Immigration could spike after Brexit, the Home Affairs select committee warned. 

In early July, EU citizens living in Scotland received some post from the First Minister, Nicola Sturgeon. The letters stated: “The immediate status of EU nationals living in Scotland has not changed and you retain all the same rights to live and to work here. I believe those rights for the longer term should be guaranteed immediately.”

The letters were appreciated. One Polish woman living on a remote Scottish island posted on social media: “Scottish Government got me all emotional yesterday.”

In reality, though, Sturgeon does not have the power to let EU citizens stay. That rests with the UK Government. The new prime minister, Theresa May, stood out during the Tory leadership contest for her refusal to guarantee the rights of EU citizens.
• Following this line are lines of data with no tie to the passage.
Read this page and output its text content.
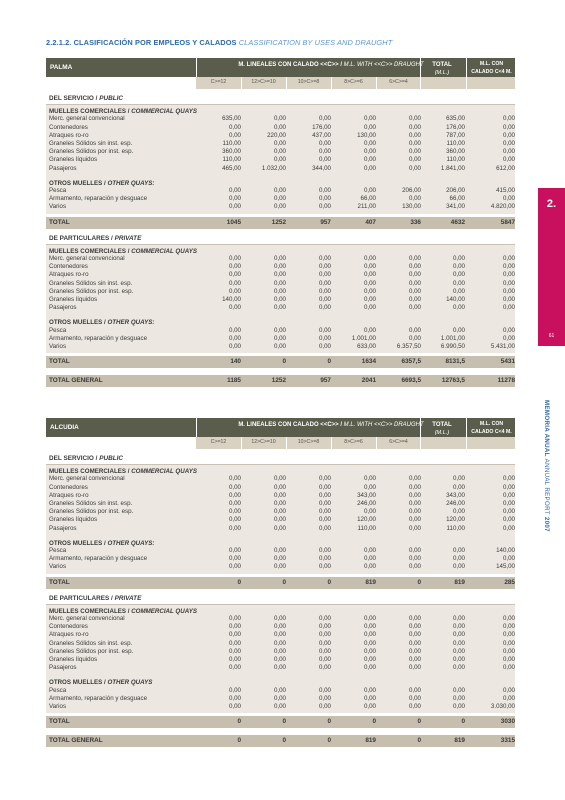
2.2.1.2. CLASIFICACIÓN POR EMPLEOS Y CALADOS CLASSIFICATION BY USES AND DRAUGHT
PALMA	M. LINEALES CON CALADO <<C>> / M.L. WITH <<C>> DRAUGHT	TOTAL
(M.L.)
M.L. CON
CALADO C<4 M.
C>=12	12>C>=10	10>C>=8	8>C>=6	6>C>=4
DEL SERVICIO / PUBLIC
MUELLES COMERCIALES / COMMERCIAL QUAYS
Merc. general convencional	635,00	0,00	0,00	0,00	0,00	635,00	0,00
Contenedores	0,00	0,00	176,00	0,00	0,00	176,00	0,00
Atraques ro-ro	0,00	220,00	437,00	130,00	0,00	787,00	0,00
Graneles Sólidos sin inst. esp.	110,00	0,00	0,00	0,00	0,00	110,00	0,00
Graneles Sólidos por inst. esp.	360,00	0,00	0,00	0,00	0,00	360,00	0,00
Graneles líquidos	110,00	0,00	0,00	0,00	0,00	110,00	0,00
Pasajeros	465,00	1.032,00	344,00	0,00	0,00	1.841,00	612,00
OTROS MUELLES / OTHER QUAYS:
Pesca	0,00	0,00	0,00	0,00	206,00	206,00	415,00
Armamento, reparación y desguace	0,00	0,00	0,00	66,00	0,00	66,00	0,00
Varios	0,00	0,00	0,00	211,00	130,00	341,00	4.820,00
TOTAL	1045	1252	957	407	336	4632	5847
DE PARTICULARES / PRIVATE
MUELLES COMERCIALES / COMMERCIAL QUAYS
Merc. general convencional	0,00	0,00	0,00	0,00	0,00	0,00	0,00
Contenedores	0,00	0,00	0,00	0,00	0,00	0,00	0,00
Atraques ro-ro	0,00	0,00	0,00	0,00	0,00	0,00	0,00
Graneles Sólidos sin inst. esp.	0,00	0,00	0,00	0,00	0,00	0,00	0,00
Graneles Sólidos por inst. esp.	0,00	0,00	0,00	0,00	0,00	0,00	0,00
Graneles líquidos	140,00	0,00	0,00	0,00	0,00	140,00	0,00
Pasajeros	0,00	0,00	0,00	0,00	0,00	0,00	0,00
OTROS MUELLES / OTHER QUAYS:
Pesca	0,00	0,00	0,00	0,00	0,00	0,00	0,00
Armamento, reparación y desguace	0,00	0,00	0,00	1.001,00	0,00	1.001,00	0,00
Varios	0,00	0,00	0,00	633,00	6.357,50	6.990,50	5.431,00
TOTAL	140	0	0	1634	6357,5	8131,5	5431
TOTAL GENERAL	1185	1252	957	2041	6693,5	12763,5	11278
ALCUDIA	M. LINEALES CON CALADO <<C>> / M.L. WITH <<C>> DRAUGHT	TOTAL
(M.L.)
M.L. CON
CALADO C<4 M.
C>=12	12>C>=10	10>C>=8	8>C>=6	6>C>=4
DEL SERVICIO / PUBLIC
MUELLES COMERCIALES / COMMERCIAL QUAYS
Merc. general convencional	0,00	0,00	0,00	0,00	0,00	0,00	0,00
Contenedores	0,00	0,00	0,00	0,00	0,00	0,00	0,00
Atraques ro-ro	0,00	0,00	0,00	343,00	0,00	343,00	0,00
Graneles Sólidos sin inst. esp.	0,00	0,00	0,00	246,00	0,00	246,00	0,00
Graneles Sólidos por inst. esp.	0,00	0,00	0,00	0,00	0,00	0,00	0,00
Graneles líquidos	0,00	0,00	0,00	120,00	0,00	120,00	0,00
Pasajeros	0,00	0,00	0,00	110,00	0,00	110,00	0,00
OTROS MUELLES / OTHER QUAYS:
Pesca	0,00	0,00	0,00	0,00	0,00	0,00	140,00
Armamento, reparación y desguace	0,00	0,00	0,00	0,00	0,00	0,00	0,00
Varios	0,00	0,00	0,00	0,00	0,00	0,00	145,00
TOTAL	0	0	0	819	0	819	285
DE PARTICULARES / PRIVATE
MUELLES COMERCIALES / COMMERCIAL QUAYS
Merc. general convencional	0,00	0,00	0,00	0,00	0,00	0,00	0,00
Contenedores	0,00	0,00	0,00	0,00	0,00	0,00	0,00
Atraques ro-ro	0,00	0,00	0,00	0,00	0,00	0,00	0,00
Graneles Sólidos sin inst. esp.	0,00	0,00	0,00	0,00	0,00	0,00	0,00
Graneles Sólidos por inst. esp.	0,00	0,00	0,00	0,00	0,00	0,00	0,00
Graneles líquidos	0,00	0,00	0,00	0,00	0,00	0,00	0,00
Pasajeros	0,00	0,00	0,00	0,00	0,00	0,00	0,00
OTROS MUELLES / OTHER QUAYS
Pesca	0,00	0,00	0,00	0,00	0,00	0,00	0,00
Armamento, reparación y desguace	0,00	0,00	0,00	0,00	0,00	0,00	0,00
Varios	0,00	0,00	0,00	0,00	0,00	0,00	3.030,00
TOTAL	0	0	0	0	0	0	3030
TOTAL GENERAL	0	0	0	819	0	819	3315
2.
61
MEMORIA ANUAL ANNUAL REPORT 2007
Instead, she told Robert Peston: “As part of the [Brexit] negotiation we will need to look at this question of people who are here in the UK from the EU.”

As Home secretary in an EU member state, May took a hard line on immigration.  As PM in Brexit Britain, she has more powers than ever. 

In theory, this kind of posturing could work. A steely May can use the spectre of mass deportations to force a hostile Spain and France to guarantee the rights of British expat retirees. Perhaps she can also batter in the now-locked door to the single market. 

But the attempt to use EU citizens as bargaining chips may backfire. The Home Affairs select committee warned that continued policy vagueness could lead to a surge in immigration – the last thing May wants. EU citizens, after all, are aware of how British immigration policy works and understand that it's easier to turn someone back at the border than deport them when they've set up roots.

The report noted: “Past experience has shown that previous attempts to tighten immigration rules have led to a spike in immigration prior to the rules coming into force.”

It recommended that if the Government wants to avoid a surge in applications, it must choose an effective cut-off date for the old rules, whether that is 23 June, the date Article 50 is triggered, or the date the UK finally leaves the EU.

Meanwhile, EU citizens, many of whom have spent decades in the UK, are pursuing tactics of their own. UK immigration forms are busy with chatter of UK-based EU citizens urging one another to "get your DCPR" - document certifying permanent residence - and other paperwork to protect their status. More than 1,000 have joined a Facebook group to discuss the impact of the referendum, with hot topics including dual nationality and petitions for a faster naturalisation process. British citizens with foreign spouses are trying to make the most of the "Surinder Singh" loophole, which allows foreign spouses to bypass usual immigration procedures if their British partner is based in another EU country. 

Jakub, a classical musician originally from Poland, is already thinking of how he can stay in the UK, where there are job opportunities for musicians. 

But he worries that although he has spent half a decade in the UK, a brief spell two years ago back in Poland may jeopardise his situation.“I feel a new fear,” he said. “I am not sure what will happen next.”